A reader upbraids me for having
not stated my preference in the presidential election. She asks if I’m a “coward
. . . afraid to come right out and say
who you voted for.” No, it’s just not an interesting subject. Besides, I didn’t
vote. I don’t expect others to agree with me. My opinions on any subject are the
least pertinent things you can know about me. Don’t reduce me to my opinions or
lack of them.
“We have less reason to be
surprised or offended when we find others differ from us in opinion, because we
very often differ from ourselves. . . . Such is the uncertainty in which we are
always likely to remain with regard to questions wherein we have most interest,
and which every day affords us fresh opportunity to examine: we may examine,
indeed, but we never can decide, because our faculties are unequal to the
subject; we see a little, and form an opinion; we see more, and change it.”
An alarming number of minds are altering into a state of intolerant political zealotry.
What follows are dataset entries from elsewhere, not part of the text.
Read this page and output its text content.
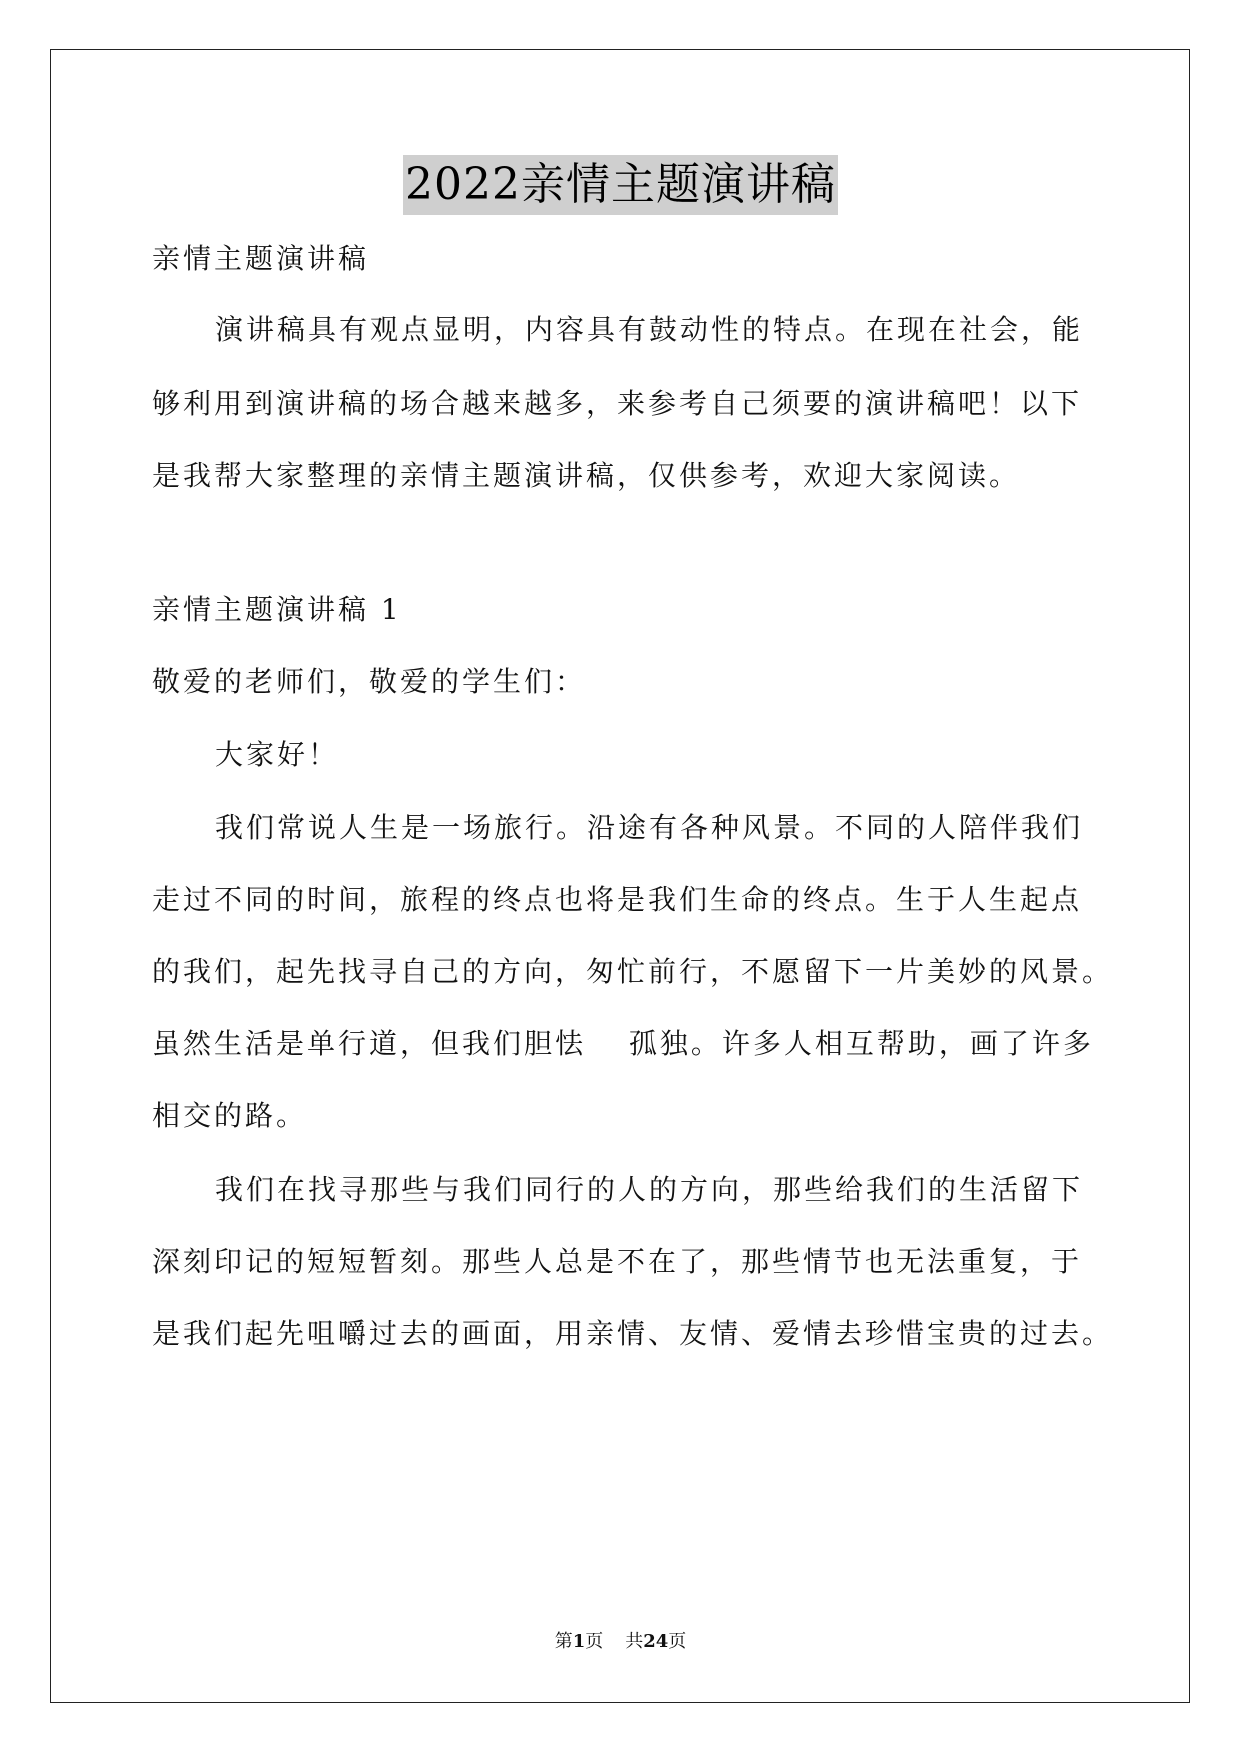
2022亲情主题演讲稿
亲情主题演讲稿
演讲稿具有观点显明，内容具有鼓动性的特点。在现在社会，能
够利用到演讲稿的场合越来越多，来参考自己须要的演讲稿吧！以下
是我帮大家整理的亲情主题演讲稿，仅供参考，欢迎大家阅读。
亲情主题演讲稿 1
敬爱的老师们，敬爱的学生们：
大家好！
我们常说人生是一场旅行。沿途有各种风景。不同的人陪伴我们
走过不同的时间，旅程的终点也将是我们生命的终点。生于人生起点
的我们，起先找寻自己的方向，匆忙前行，不愿留下一片美妙的风景。
虽然生活是单行道，但我们胆怯　 孤独。许多人相互帮助，画了许多
相交的路。
我们在找寻那些与我们同行的人的方向，那些给我们的生活留下
深刻印记的短短暂刻。那些人总是不在了，那些情节也无法重复，于
是我们起先咀嚼过去的画面，用亲情、友情、爱情去珍惜宝贵的过去。
第1页 共24页
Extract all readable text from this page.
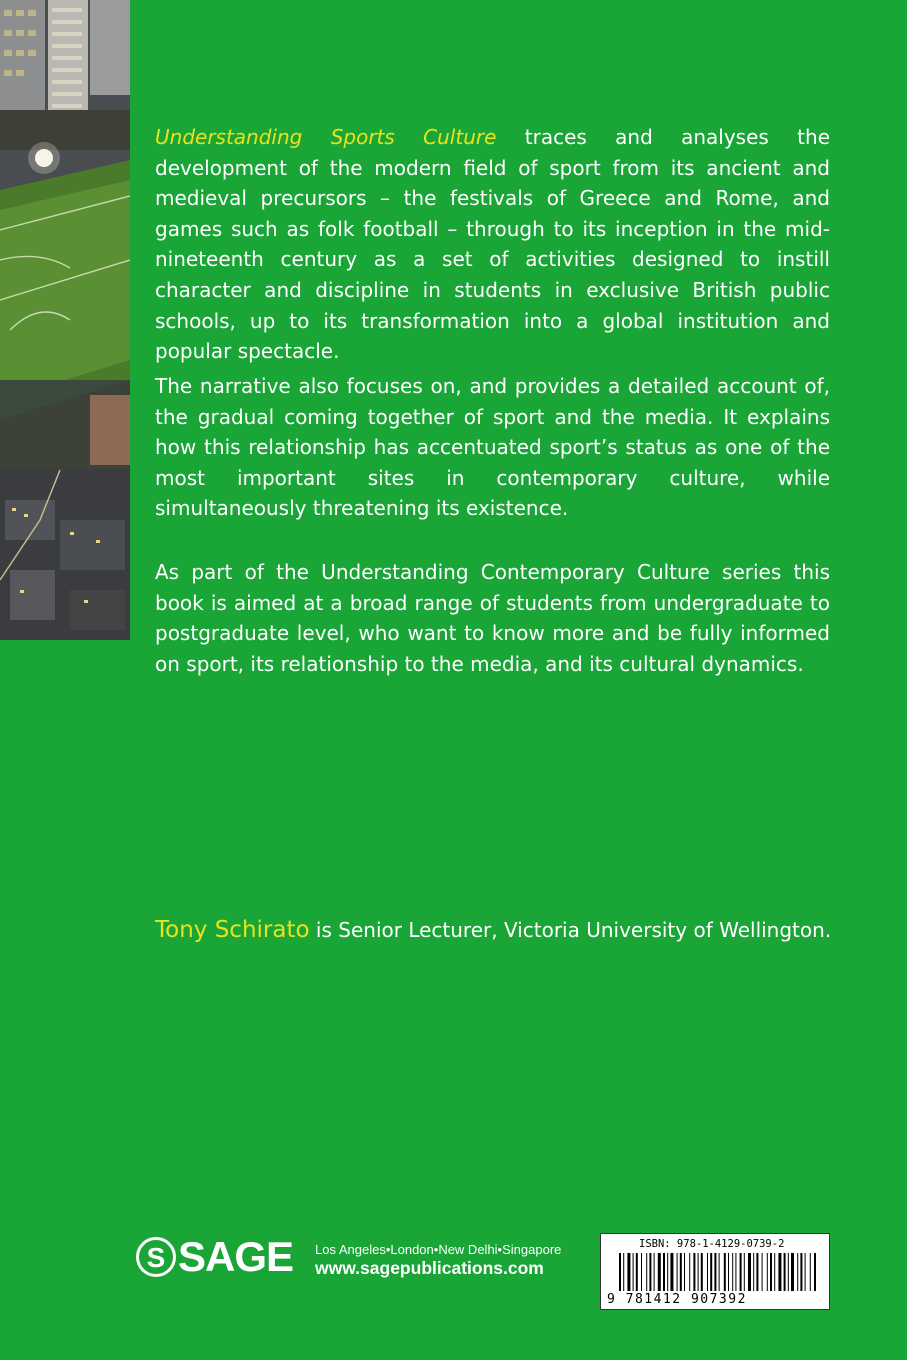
Understanding Sports Culture traces and analyses the development of the modern field of sport from its ancient and medieval precursors – the festivals of Greece and Rome, and games such as folk football – through to its inception in the mid-nineteenth century as a set of activities designed to instill character and discipline in students in exclusive British public schools, up to its transformation into a global institution and popular spectacle.

The narrative also focuses on, and provides a detailed account of, the gradual coming together of sport and the media. It explains how this relationship has accentuated sport’s status as one of the most important sites in contemporary culture, while simultaneously threatening its existence.

As part of the Understanding Contemporary Culture series this book is aimed at a broad range of students from undergraduate to postgraduate level, who want to know more and be fully informed on sport, its relationship to the media, and its cultural dynamics.

Tony Schirato is Senior Lecturer, Victoria University of Wellington.
S SAGE Los Angeles•London•New Delhi•Singapore
www.sagepublications.com
ISBN: 978-1-4129-0739-2
9 781412 907392
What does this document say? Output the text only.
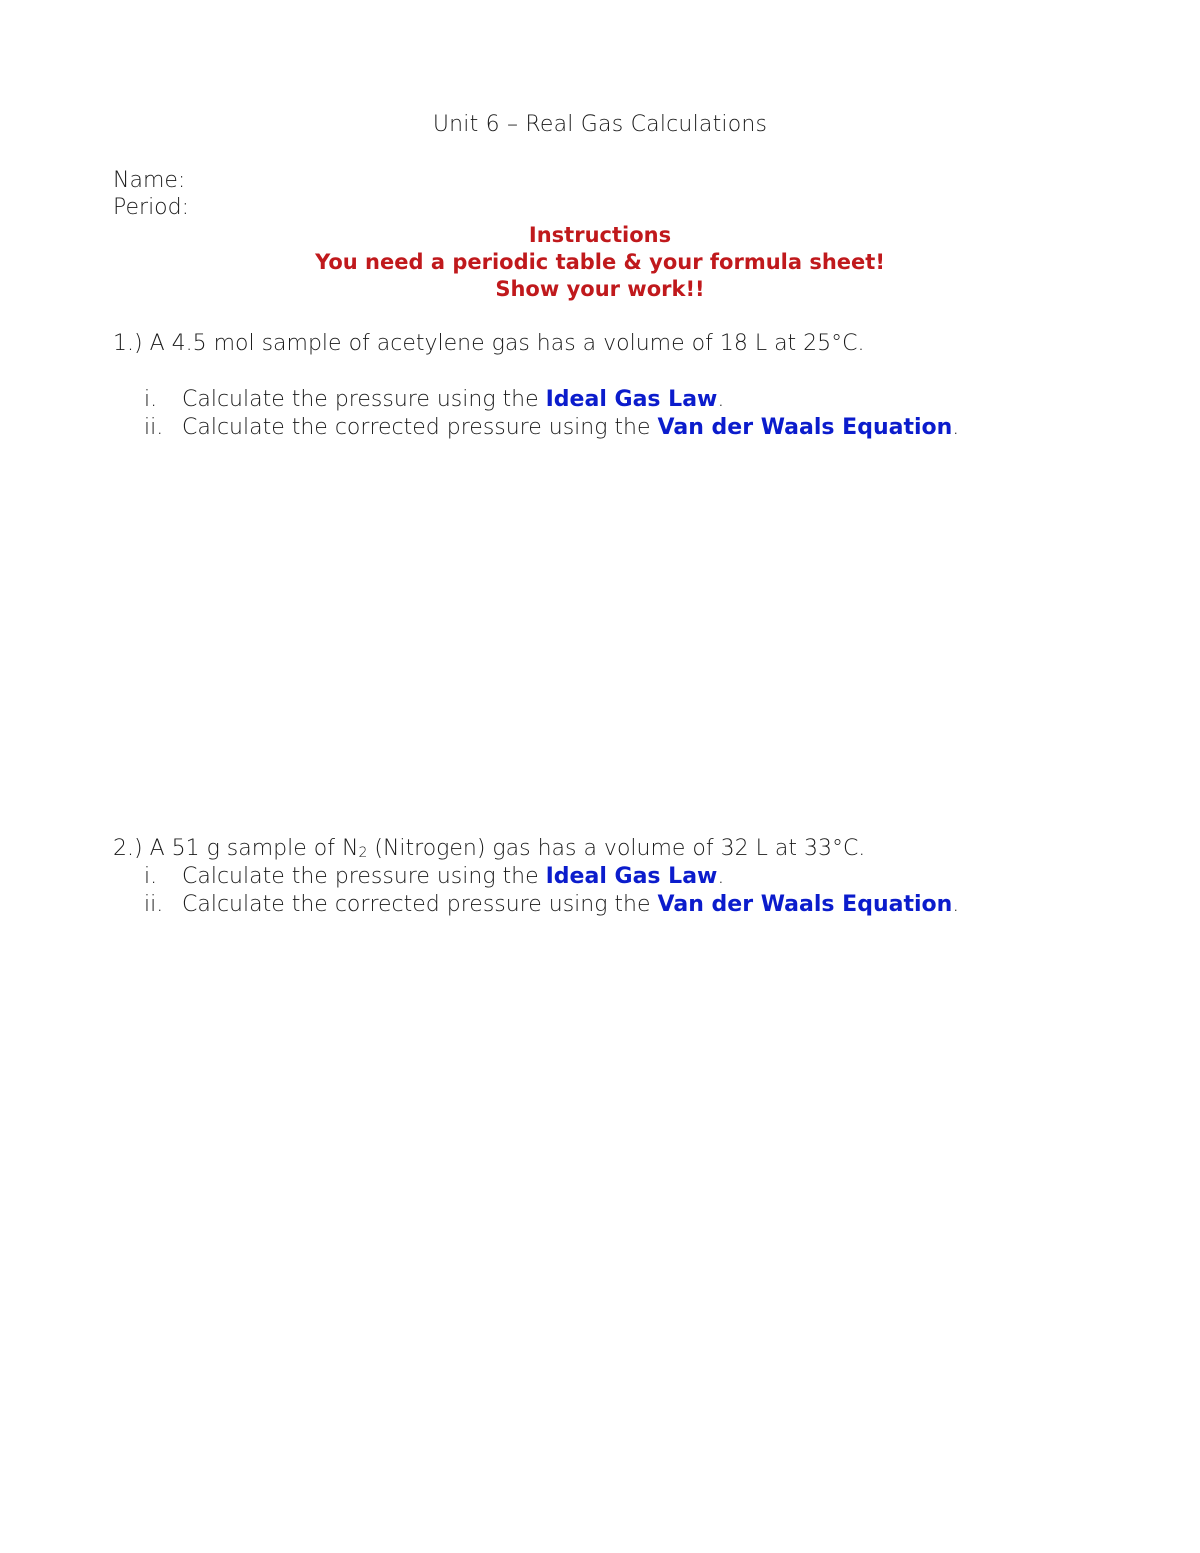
Unit 6 – Real Gas Calculations
Name:
Period:
Instructions
You need a periodic table & your formula sheet!
Show your work!!
1.) A 4.5 mol sample of acetylene gas has a volume of 18 L at 25°C.
i.	Calculate the pressure using the Ideal Gas Law.
ii. Calculate the corrected pressure using the Van der Waals Equation.
2.) A 51 g sample of $N_2$ (Nitrogen) gas has a volume of 32 L at 33°C.
i.	Calculate the pressure using the Ideal Gas Law.
ii. Calculate the corrected pressure using the Van der Waals Equation.
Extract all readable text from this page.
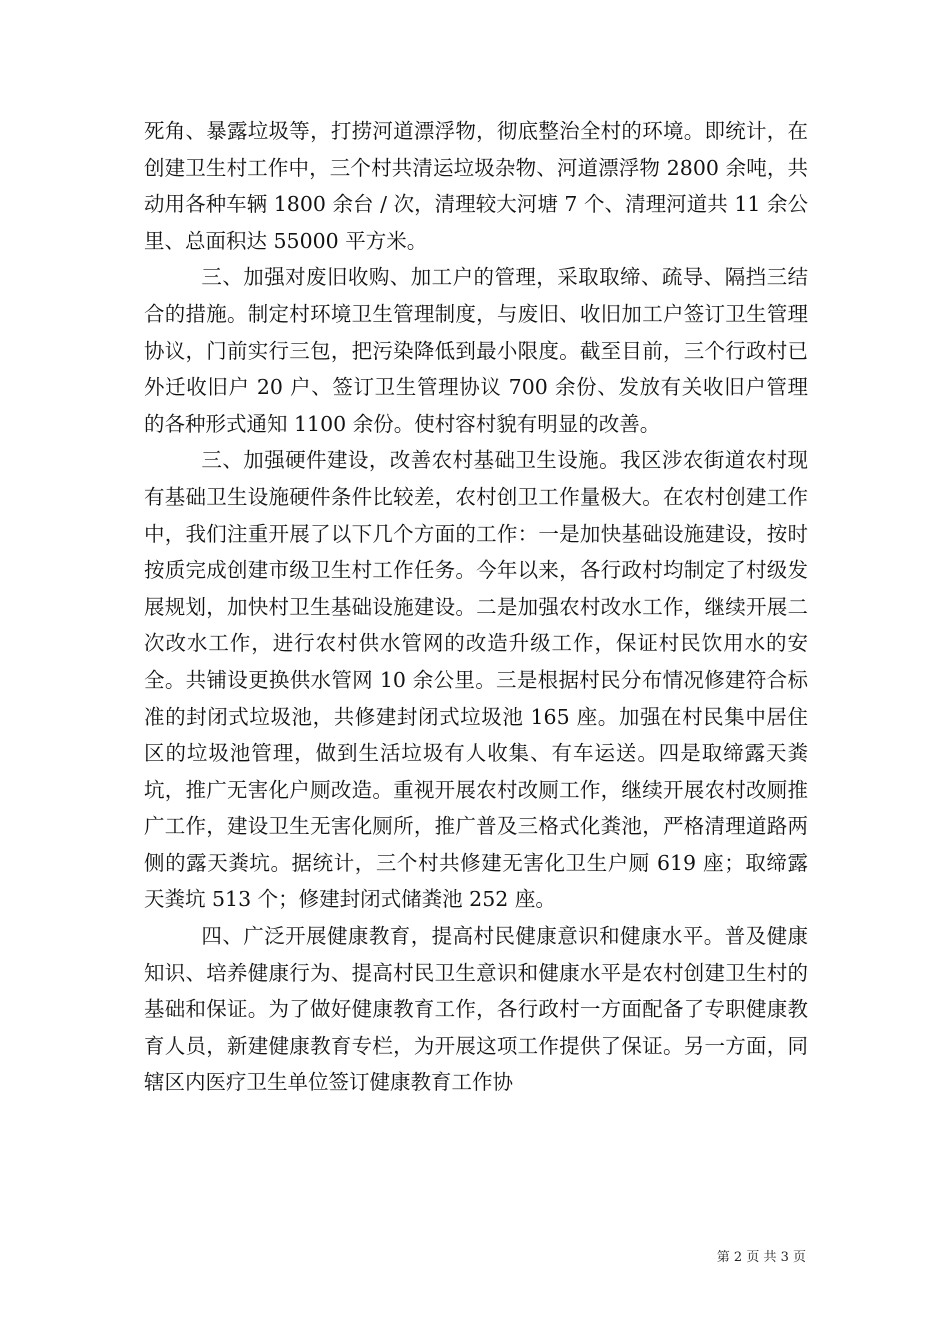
死角、暴露垃圾等，打捞河道漂浮物，彻底整治全村的环境。即统计，在创建卫生村工作中，三个村共清运垃圾杂物、河道漂浮物 2800 余吨，共动用各种车辆 1800 余台 / 次，清理较大河塘 7 个、清理河道共 11 余公里、总面积达 55000 平方米。

三、加强对废旧收购、加工户的管理，采取取缔、疏导、隔挡三结合的措施。制定村环境卫生管理制度，与废旧、收旧加工户签订卫生管理协议，门前实行三包，把污染降低到最小限度。截至目前，三个行政村已外迁收旧户 20 户、签订卫生管理协议 700 余份、发放有关收旧户管理的各种形式通知 1100 余份。使村容村貌有明显的改善。

三、加强硬件建设，改善农村基础卫生设施。我区涉农街道农村现有基础卫生设施硬件条件比较差，农村创卫工作量极大。在农村创建工作中，我们注重开展了以下几个方面的工作：一是加快基础设施建设，按时按质完成创建市级卫生村工作任务。今年以来，各行政村均制定了村级发展规划，加快村卫生基础设施建设。二是加强农村改水工作，继续开展二次改水工作，进行农村供水管网的改造升级工作，保证村民饮用水的安全。共铺设更换供水管网 10 余公里。三是根据村民分布情况修建符合标准的封闭式垃圾池，共修建封闭式垃圾池 165 座。加强在村民集中居住区的垃圾池管理，做到生活垃圾有人收集、有车运送。四是取缔露天粪坑，推广无害化户厕改造。重视开展农村改厕工作，继续开展农村改厕推广工作，建设卫生无害化厕所，推广普及三格式化粪池，严格清理道路两侧的露天粪坑。据统计，三个村共修建无害化卫生户厕 619 座；取缔露天粪坑 513 个；修建封闭式储粪池 252 座。

四、广泛开展健康教育，提高村民健康意识和健康水平。普及健康知识、培养健康行为、提高村民卫生意识和健康水平是农村创建卫生村的基础和保证。为了做好健康教育工作，各行政村一方面配备了专职健康教育人员，新建健康教育专栏，为开展这项工作提供了保证。另一方面，同辖区内医疗卫生单位签订健康教育工作协

第 2 页 共 3 页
The familiar Chinese curse ("May you live in interesting times") failed to note that "interesting times" are tense with aggressively uninteresting people.
ReplyDeleteIdentifying oneself as a non-voter will bring the Virtucrats out of the woodwork. I started voting in the 1970s as a reaction against being ineligible to vote until age 21, yet being eligible to be drafted and sent to Vietnam. Following politics nowadays can be a full-time, unpaid job.
ReplyDeleteMy views are radical in the morning, liberal in the afternoon, and conservative by evening. Sometimes, it's the other way around.